Westward the Women—Robert Taylor, John McIntire, Denise Darcel, Hope Emerson (1951; Dir: William Wellman)
Surprisingly effective wagon train story, perhaps the best ever made. Despite the title, the lead character is Buck Wyatt (Robert Taylor), the hard-bitten wagonmaster leading an international wagon train full of women from Independence to California in 1851. Although the cast of women has no big names in it, it’s an effective group with good differentiation between characters. Perhaps that’s Wellman’s doing.
Buck Wyatt is recruited by Roy Whitman (John McIntire), founder of a town in California without women, to guide the wagon train from Independence, Missouri. That’s a long way, and many of the men initially hired can’t keep the rules imposed and leave the women alone. So it’s mostly Wyatt, Whitman and the women, who have to adapt to the harshness of the trail. Whitman intends the women as potential brides for all the unattached men in his town, and for a woman to be willing to undergo this trek, there must be some backstories to them. There are, and many of them come out bit by bit.
Taylor is excellent, as is Denise Darcel as Fifi Danon, his eventual romantic interest. There are good scenes of what it takes to get wagons through difficult terrain, and what it cost in terms of life. There’s an Indian attack, during which no actual Indians are shown, flash floods, mule stampedes and equipment failures. A particularly effective scene is the aftermath of the Indian raid, when various women call out the names of the dead and the camera pans to each victim’s lifeless body. It shouldn’t work as well as it does; Wellman again. Henry Nakamura as Ito the cook is also very good, as is Hope Emerson as Patience. In black and white with very good use of what appear to be southern Utah locations.
There are the usual mistakes with women wearing pants (they absolutely wouldn’t have in Victorian times), and, with the exception of Patience, they don’t appear to wear hats or other headgear in the desert nearly as much as they would have had to. We know that’s so we can see their faces and differentiate among them, but still. Wellman appears to have minimized the makeup on the women as well. As with most westerns set in the 1840s and 1850s, the guns are anachronistic. In black and white, with cinematography by William C. Mellor; story by Frank Capra. Robert Taylor played a character named Wyatt in his last western as well: Return of the Gunfighter (1967).
Director Wellman was notoriously disdainful of actors, but he liked Robert Taylor. “I have never gotten along with actors but I was crazy about Bob Taylor. I think he’s one of the finest men I’ve ever known. He was probably handsomest of them all. I had no trouble with him at all. He did everything I asked him to; he was wonderful.”
This was shot on location around Kanab, Utah, so even the scenes where they take off from Independence, Missouri, look like southern Utah. Southern Utah may have a lot of variety in the scenery available around Kanab, but none of them look much like Missouri. The desert scenes were shot in the Mojave Desert. The movie has no music except over the opening and closing credits, and it’s one of the things that gives it verisimilitude.

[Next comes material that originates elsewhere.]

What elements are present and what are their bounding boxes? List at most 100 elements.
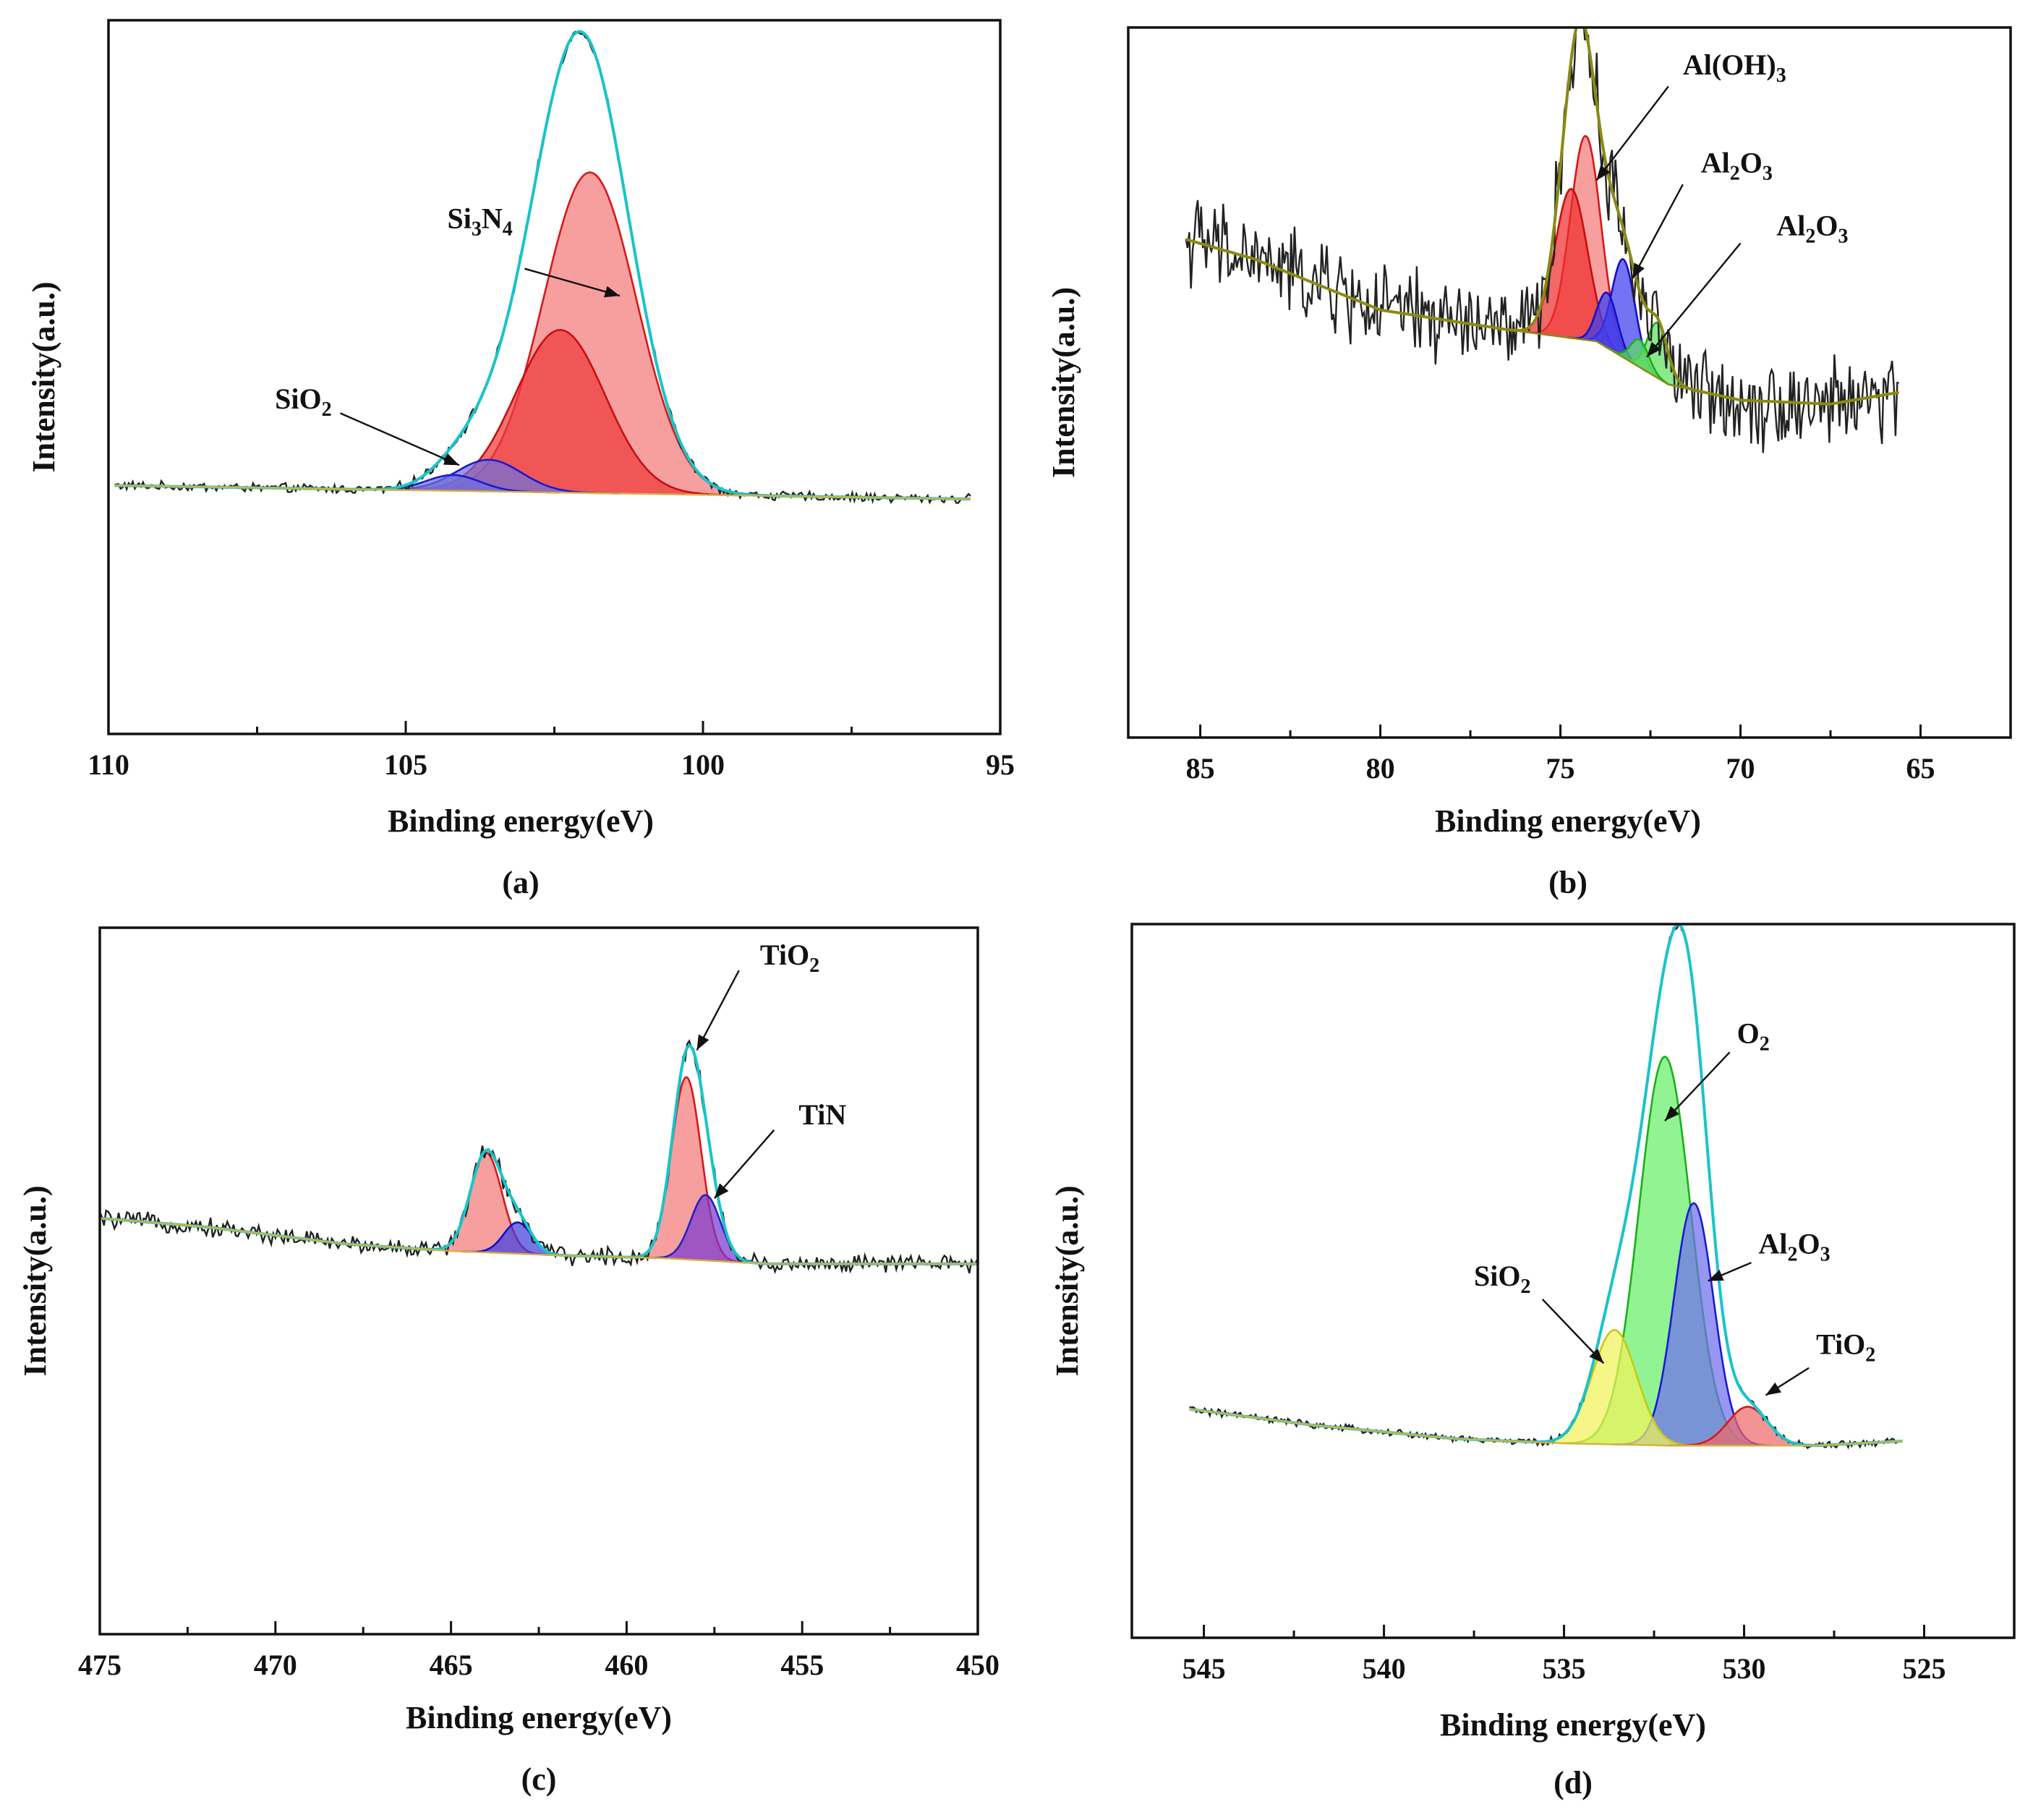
annotation-arrowhead [1664, 1106, 1679, 1122]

This was finally available on DVD in May 2012 from the Warner Archive. The DVD contains an excellent commentary by film historian Scott Eyman. For another good wagon train movie from the same period, check out John Ford’s Wagon Master (1950). For another good Robert Taylor western from about the same time, see him in Ambush.(also with John McIntire). For another good western directed by William Wellman from this period, see Yellow Sky with Gregory Peck and Anne Baxter.